Despite the abundance of AI document solutions on the market, none of them can handle complex document processing with high enough accuracy, and government forms are among them: they usually contain multiple input field types, come in a large variety of layouts, and often come in sets of hundreds of forms inside a single PDF file.
Our client approached us with a task of augmenting their digital document handling ecosystem with an AI-powered government form processing system to aid in document digitization efforts of various businesses across the US.
The key challenges lay in the high variety of layouts, complexity of the government forms and processing speed:
There is a huge variety of forms in the US, each with its own layout and design. The system would need to involve a form type detection module, as well as be flexible enough to account for new form types.
The forms are PDF documents with hundreds of pages with dozens of field types and complex spreadsheets. Detecting individual forms from a large document and locating all fields correctly requires the use of powerful machine learning models.
Fast document processing speed is essential for any AI document analysis system, even more so for a system with high load. We approached the development of the system keeping in mind the potential daily load.
We have developed an AI-powered government form processing system that detects individual forms in large PDF documents, determines the form type and layout, and extracts relevant data in a JSON format for further processing.
We have designed the system to be cloud-based to ensure stable system performance under high loads.
Since forms are PDF files with a text layer, the system uses GD Picture to extract the text and look for keywords.
Multipage PDF documents are divided into separate forms by detecting specific keywords which mark a title page of each form, thus detecting the end of one form and the start of another.
The system detects the type of a form by analyzing its overall structure and keywords, which improves data extraction quality and accuracy. Form title, structure, and data fields are all analyzed to give an accurate assumption about the document type.
Our system is capable of working with dozens of form types.

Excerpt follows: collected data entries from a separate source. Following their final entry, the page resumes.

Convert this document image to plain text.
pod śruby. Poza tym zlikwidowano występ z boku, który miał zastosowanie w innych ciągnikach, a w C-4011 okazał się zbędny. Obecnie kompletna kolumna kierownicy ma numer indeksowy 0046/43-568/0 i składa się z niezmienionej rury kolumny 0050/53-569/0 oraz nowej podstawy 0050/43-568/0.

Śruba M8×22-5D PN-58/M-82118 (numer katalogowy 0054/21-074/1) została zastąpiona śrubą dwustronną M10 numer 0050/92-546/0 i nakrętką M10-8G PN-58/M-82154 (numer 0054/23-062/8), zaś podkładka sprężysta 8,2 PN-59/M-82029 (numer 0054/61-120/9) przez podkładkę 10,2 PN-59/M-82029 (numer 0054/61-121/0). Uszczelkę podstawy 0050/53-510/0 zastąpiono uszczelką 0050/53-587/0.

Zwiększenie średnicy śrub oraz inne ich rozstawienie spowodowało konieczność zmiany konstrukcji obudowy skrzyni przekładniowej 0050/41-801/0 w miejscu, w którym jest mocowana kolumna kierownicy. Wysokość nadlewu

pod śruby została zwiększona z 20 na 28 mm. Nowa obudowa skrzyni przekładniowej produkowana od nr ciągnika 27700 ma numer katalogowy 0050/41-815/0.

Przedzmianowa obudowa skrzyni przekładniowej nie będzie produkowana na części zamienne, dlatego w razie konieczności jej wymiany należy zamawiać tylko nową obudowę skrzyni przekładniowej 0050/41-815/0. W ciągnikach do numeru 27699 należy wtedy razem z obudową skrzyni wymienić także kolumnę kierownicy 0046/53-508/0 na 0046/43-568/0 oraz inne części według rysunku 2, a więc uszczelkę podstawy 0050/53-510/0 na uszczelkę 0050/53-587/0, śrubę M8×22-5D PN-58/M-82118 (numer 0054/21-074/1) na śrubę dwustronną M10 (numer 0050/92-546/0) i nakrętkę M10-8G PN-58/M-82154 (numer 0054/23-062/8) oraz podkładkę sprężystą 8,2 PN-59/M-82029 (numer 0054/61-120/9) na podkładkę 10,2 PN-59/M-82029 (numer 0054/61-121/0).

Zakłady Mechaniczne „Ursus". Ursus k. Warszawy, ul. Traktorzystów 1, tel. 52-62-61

Extraction of data from a form starts with detecting its structure and basic elements, also known as primitives: horizontal and vertical lines, text boxes, spreadsheets, etc. After determining the general form structure, the system looks for text inside input fields and field titles, matches them together in pairs, and extracts them into a .json file for integration with the client’s systems.
Our system is cloud-based: all documents are uploaded into an Amazon cloud for processing. We have designed the system with potential high loads in mind, optimizing the processing speed of each document. Large 100-page documents are processed in under 1 minute, a single page document is processed in 2 seconds.
We used AWS Lambda to create an easily scalable, fault-tolerant system in a short timeframe. The system supports batch processing, making it easy to process multiple documents at once.
The system has been successfully integrated into our client's application and is already used by companies in multiple fiels to automatically process government forms. We continue to improve the system, adding new features and support for new form types.